Facelift to rid '˜no go' car park of twilight fear factor
For decades it has been a no-go area for thousands of drivers - a damp, dismal and dimly-lit place to leave your vehicle.
Even Lancashire County Council leader Jennifer Mein admits she won’t go near the place alone at night - and her authority owns it.
But soon the colossal car park above Preston Bus Station could be the multi-storey of choice for motorists visiting the city centre.
Work is now underway to completely refurbish the monument to Brutalist architecture - or “concrete lasagne” as one critic called it. When it is completed, at the end of next year, it should be lighter, brighter, roomier and, above all, safer to use.
“At the moment, as a female, coming back late at night to collect your car parked up there, it’s not pleasant,” said Coun Mein.
“It’s slightly unnerving. But when it’s finished it will be more secure and I think anyone would feel happy to use it because of the new lighting and CCTV. It will be much more pleasant, airy and safe. We want it to be the go-to place in Preston for parking.”
The reputation of the 47-year-old multi-storey, especially at night, has prompted many motorists to steer clear.

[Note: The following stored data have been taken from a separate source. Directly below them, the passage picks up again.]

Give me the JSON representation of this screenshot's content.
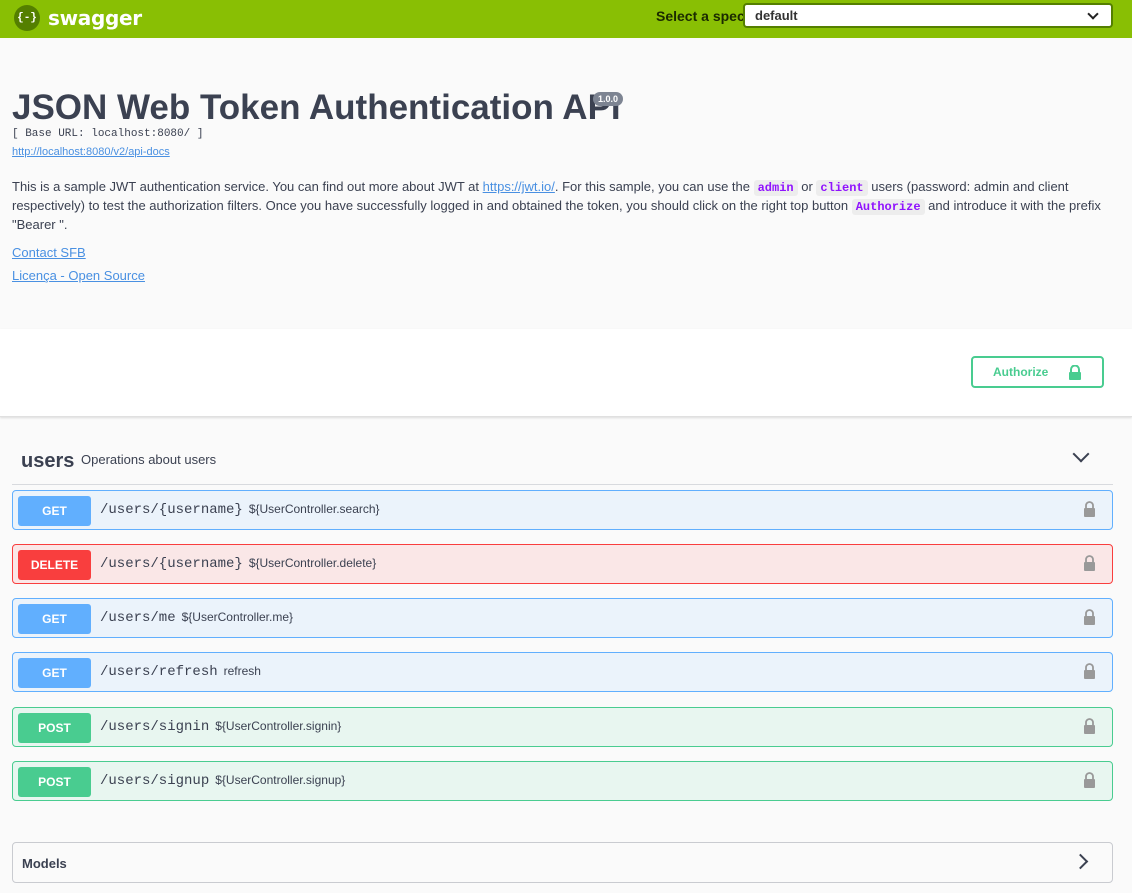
{
  "topbar": {
    "logo_mark": "{-}",
    "logo_text": "swagger",
    "spec_label": "Select a spec",
    "spec_value": "default",
    "bg_color": "#89bf04"
  },
  "info": {
    "title": "JSON Web Token Authentication API",
    "version": "1.0.0",
    "base_url": "[ Base URL: localhost:8080/ ]",
    "api_docs_link": "http://localhost:8080/v2/api-docs",
    "desc_1": "This is a sample JWT authentication service. You can find out more about JWT at ",
    "desc_link": "https://jwt.io/",
    "desc_2": ". For this sample, you can use the ",
    "desc_code_admin": "admin",
    "desc_3": " or ",
    "desc_code_client": "client",
    "desc_4": " users (password: admin and client respectively) to test the authorization filters. Once you have successfully logged in and obtained the token, you should click on the right top button ",
    "desc_code_authorize": "Authorize",
    "desc_5": " and introduce it with the prefix \"Bearer \".",
    "contact": "Contact SFB",
    "license": "Licença - Open Source"
  },
  "auth": {
    "button_label": "Authorize",
    "icon": "lock-icon"
  },
  "tag": {
    "name": "users",
    "description": "Operations about users"
  },
  "operations": [
    {
      "method": "GET",
      "path": "/users/{username}",
      "summary": "${UserController.search}"
    },
    {
      "method": "DELETE",
      "path": "/users/{username}",
      "summary": "${UserController.delete}"
    },
    {
      "method": "GET",
      "path": "/users/me",
      "summary": "${UserController.me}"
    },
    {
      "method": "GET",
      "path": "/users/refresh",
      "summary": "refresh"
    },
    {
      "method": "POST",
      "path": "/users/signin",
      "summary": "${UserController.signin}"
    },
    {
      "method": "POST",
      "path": "/users/signup",
      "summary": "${UserController.signup}"
    }
  ],
  "models": {
    "title": "Models"
  },
  "colors": {
    "get": "#61affe",
    "delete": "#f93e3e",
    "post": "#49cc90",
    "link": "#4990e2"
  }
}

Damp, smelly stairwells, dark decks and tight ramps and bays have made it one of the least attractive places to park a car in the city centre. But all that should disappear over the next 12 months with a programme of improvements designed to bring it back to life.
Safety and security are the key, say LCC, with much brighter lighting, coupled with a lighter paint scheme and a sophisticated CCTV network - with no blind spots - to clamp down on crime and anti-social behaviour.
Facial recognition cameras will be in all the stairwells to capture images of everyone using the car park. Automatic number plate recognition (ANPR) cameras will clock the registration of every vehicle coming in and out. All three of the pedestrian underpasses to the bus station are to be shut down. New lifts will be installed and parking bays will be made slightly larger - reducing capacity from 1,100 to 936.
“By the time it’s finished it should be a totally different place to visit and one, we hope, motorists will feel confident to use,” added Coun Mein.